Creators unveiled a beta anti-sexting feature right around the time that the company found that sexting among kids had risen 183% during lockdown. Like the smart keyboard does with words, SafeToNet scans for inappropriate imagery and immediately blurs it out. The software can also step in to block the camera if it senses racy or impulsive texts. The site asserting that no one sees what your kid is typing, sending, or receiving. It won’t even show parents a child’s content unless the child gives the go-ahead.
As for traditional settings, parents can customize app allowance for a certain period of time or permanently, lock devices during homework time or bedtime, and receive alerts if sudden changes in usage signal depression or aggression. SafeToNet keeps an eye on trends and lets parents know about new apps and memes that might be inappropriate.
App is color-coded, modern, and intuitive • Also works with gaming consoles and smart TVs • “Bedtime” turns off internet access at a certain time each night • Less-invasive option for older kids • Great for Chromebooks, too
Requires an extra device (Circle Plus router) • Lots of loopholes • Limited to one profile per device • Reports of slow internet connection after setup
Keep an eye on how kids use the internet at your house without prying into location services.
5. Circle Home Plus
Instead of downloading software, Circle is a WiFi-based monitoring solution with a clean, color-coded app.
Circle Home Plus (hardware device):
Limiting connectivity to WiFi only is a common way for parents to mitigate what a child (often younger ones) can and can’t get into on their phone or tablet.
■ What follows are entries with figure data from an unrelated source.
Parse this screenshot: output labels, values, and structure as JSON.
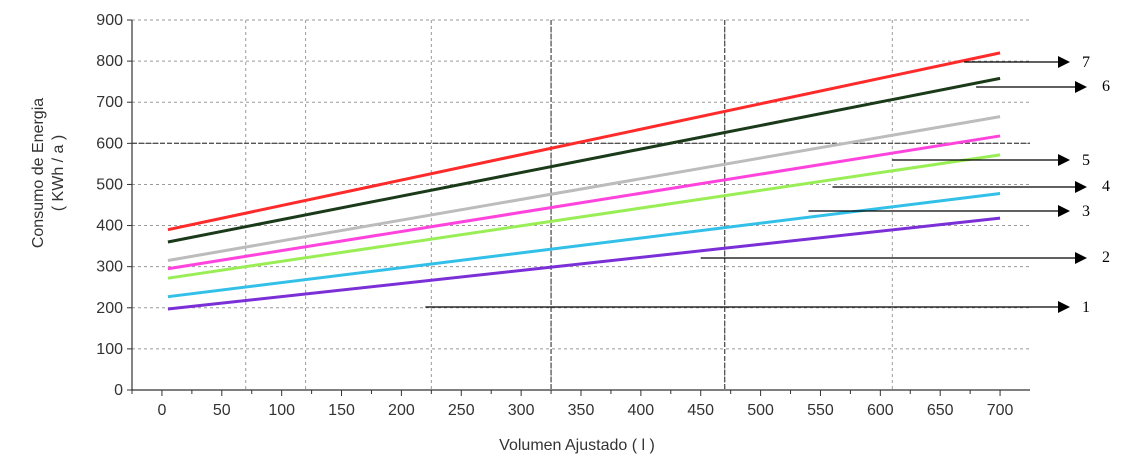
{
  "chart_data": {
    "type": "line",
    "xlabel": "Volumen Ajustado ( l )",
    "ylabel_line1": "Consumo de Energia",
    "ylabel_line2": "( KWh / a )",
    "xlim": [
      -25,
      725
    ],
    "ylim": [
      0,
      900
    ],
    "x_ticks": [
      0,
      50,
      100,
      150,
      200,
      250,
      300,
      350,
      400,
      450,
      500,
      550,
      600,
      650,
      700
    ],
    "y_ticks": [
      0,
      100,
      200,
      300,
      400,
      500,
      600,
      700,
      800,
      900
    ],
    "grid": true,
    "dashed_vlines": [
      70,
      120,
      225,
      325,
      470,
      610
    ],
    "dashed_hlines": [
      100,
      200,
      300,
      400,
      500,
      600,
      700,
      800,
      900
    ],
    "solid_vlines": [
      325,
      470
    ],
    "solid_hlines": [
      600
    ],
    "series": [
      {
        "label": "1",
        "color": "#7b2fd6",
        "x": [
          5,
          700
        ],
        "y": [
          197,
          418
        ],
        "callout_x": 220,
        "callout_y": 270
      },
      {
        "label": "2",
        "color": "#33c0e8",
        "x": [
          5,
          700
        ],
        "y": [
          227,
          478
        ],
        "callout_x": 450,
        "callout_y": 390
      },
      {
        "label": "3",
        "color": "#99ee55",
        "x": [
          5,
          700
        ],
        "y": [
          272,
          572
        ],
        "callout_x": 540,
        "callout_y": 505
      },
      {
        "label": "4",
        "color": "#ff44dd",
        "x": [
          5,
          700
        ],
        "y": [
          295,
          618
        ],
        "callout_x": 560,
        "callout_y": 565
      },
      {
        "label": "5",
        "color": "#bcbcbc",
        "x": [
          5,
          700
        ],
        "y": [
          315,
          665
        ],
        "callout_x": 610,
        "callout_y": 625
      },
      {
        "label": "6",
        "color": "#1a3a1a",
        "x": [
          5,
          700
        ],
        "y": [
          360,
          758
        ],
        "callout_x": 680,
        "callout_y": 745
      },
      {
        "label": "7",
        "color": "#ff2a2a",
        "x": [
          5,
          700
        ],
        "y": [
          390,
          820
        ],
        "callout_x": 670,
        "callout_y": 800
      }
    ]
  }
}
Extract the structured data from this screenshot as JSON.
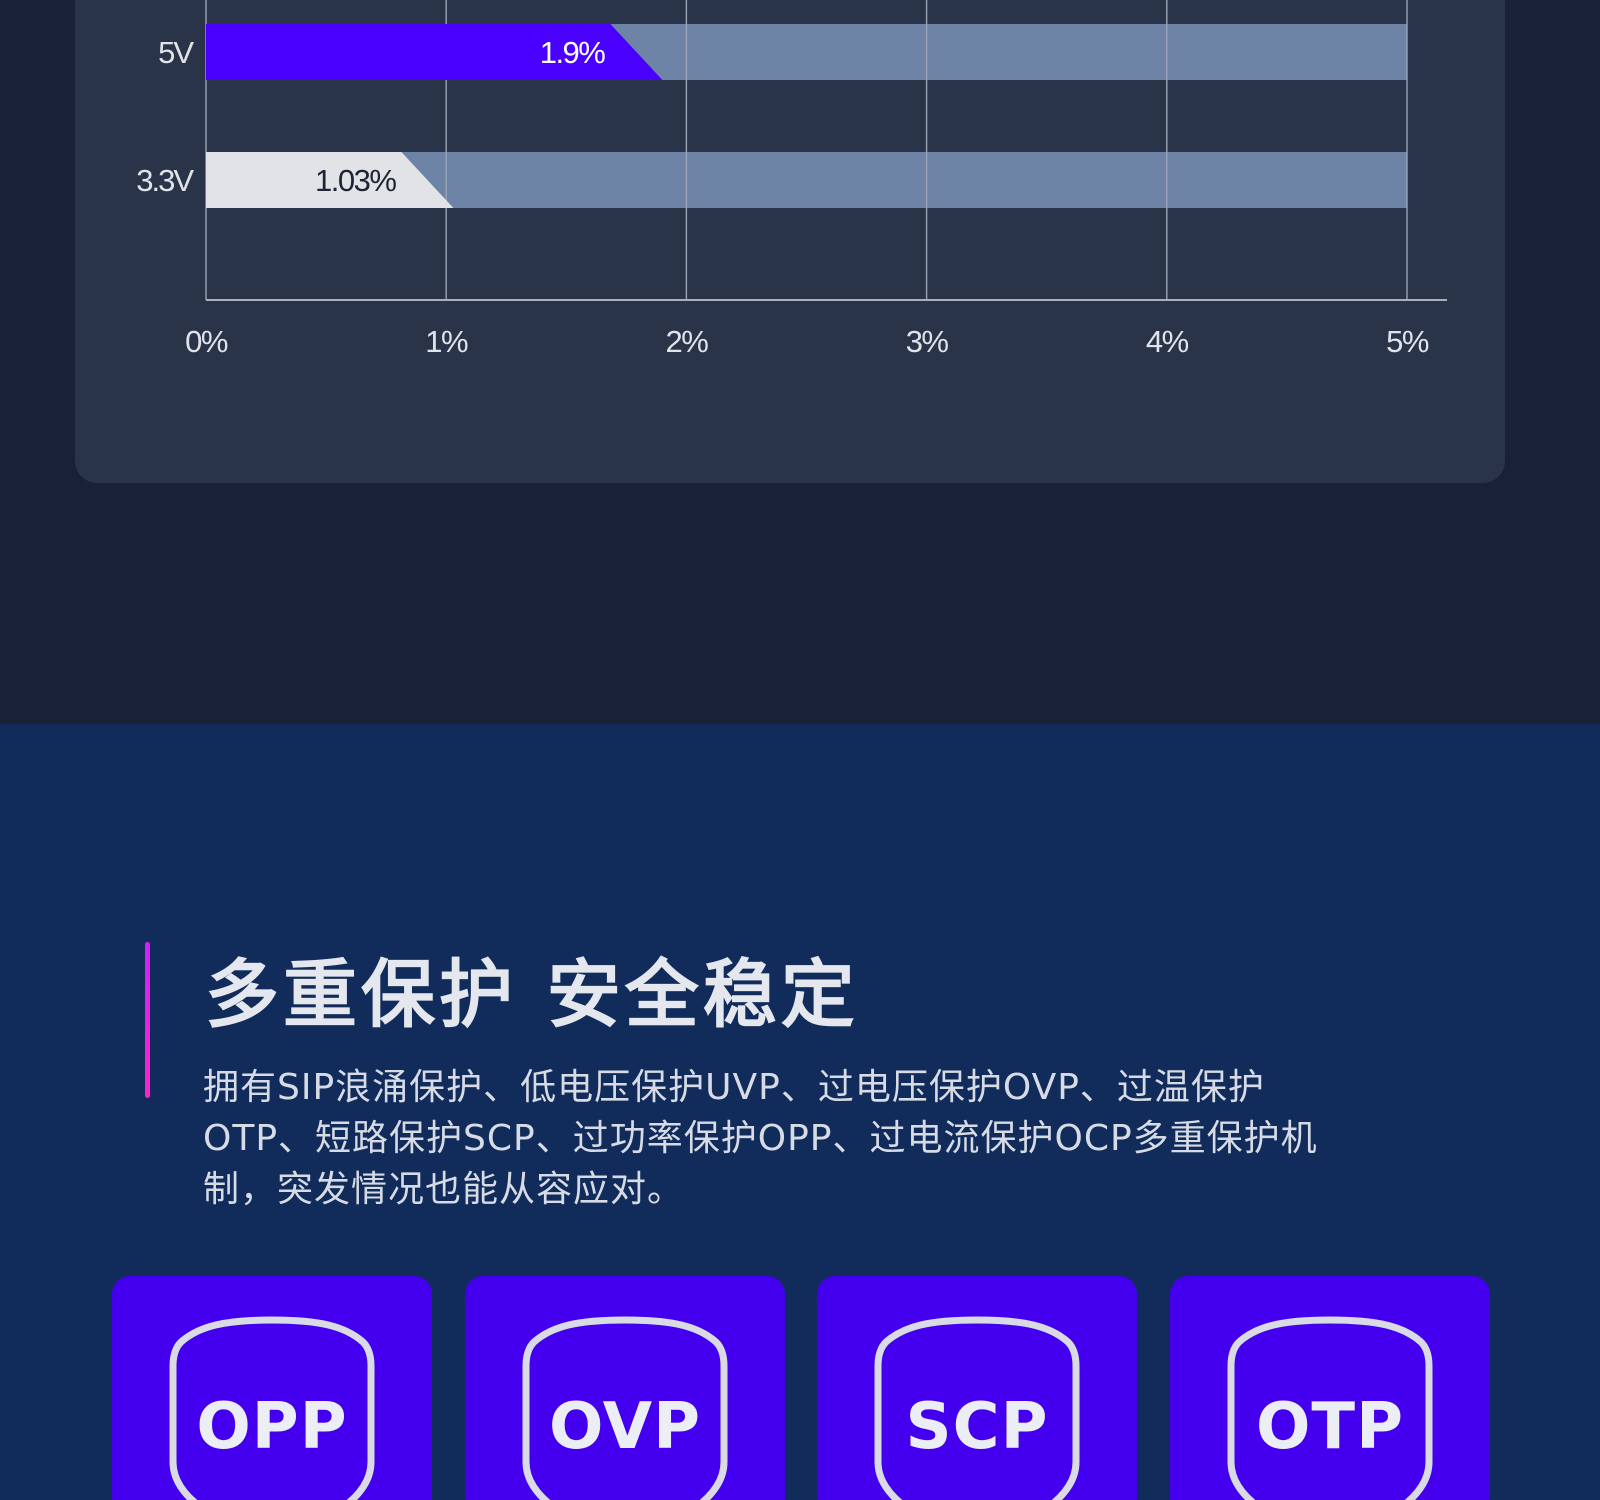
{
  "chart_data": {
    "type": "bar",
    "orientation": "horizontal",
    "categories": [
      "5V",
      "3.3V"
    ],
    "values": [
      1.9,
      1.03
    ],
    "value_labels": [
      "1.9%",
      "1.03%"
    ],
    "bar_colors": [
      "#4a00ff",
      "#e2e3e6"
    ],
    "label_colors": [
      "#ffffff",
      "#1d2433"
    ],
    "track_color": "#6e84a6",
    "xlim": [
      0,
      5
    ],
    "x_ticks": [
      0,
      1,
      2,
      3,
      4,
      5
    ],
    "x_tick_labels": [
      "0%",
      "1%",
      "2%",
      "3%",
      "4%",
      "5%"
    ],
    "grid": true,
    "title": "",
    "xlabel": "",
    "ylabel": ""
  },
  "protection": {
    "title": "多重保护 安全稳定",
    "description": "拥有SIP浪涌保护、低电压保护UVP、过电压保护OVP、过温保护OTP、短路保护SCP、过功率保护OPP、过电流保护OCP多重保护机制，突发情况也能从容应对。",
    "accent_color": "#e01ef2",
    "card_color": "#4400ee",
    "cards": [
      {
        "label": "OPP",
        "icon": "shield-icon"
      },
      {
        "label": "OVP",
        "icon": "shield-icon"
      },
      {
        "label": "SCP",
        "icon": "shield-icon"
      },
      {
        "label": "OTP",
        "icon": "shield-icon"
      }
    ]
  }
}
In this case, Circle Home Plus would be ace: It’s a filter for your home WiFi that monitors behavior, has control settings, and presents it in a clean dashboard that is super easy to navigate. The $9.99 monthly subscription works in tandem with Circle Home Plus (the hardware device that looks like a Bluetooth speaker). Setup on each device is time consuming but the overarching account can be synced to the Circle Home Plus with a QR code.
Each profile is color-coded based on age filters: kid, teen, adult, and none. The “kid” platform lists supported apps like Cartoon Network and TikTok, but you can toggle these on or off and add custom URLs. Turning on “Bedtime” turns internet access off at a certain time each night, but doesn’t affect any offline games or books. Once kids leave your home’s WiFi range, the limits that you’ve set are extended with a local VPN.
Actual activity and history reports are vague. Circle can report specific URLs that were accessed but can’t narrow down queries on Google or YouTube. Circle also stays out of all things call or text related.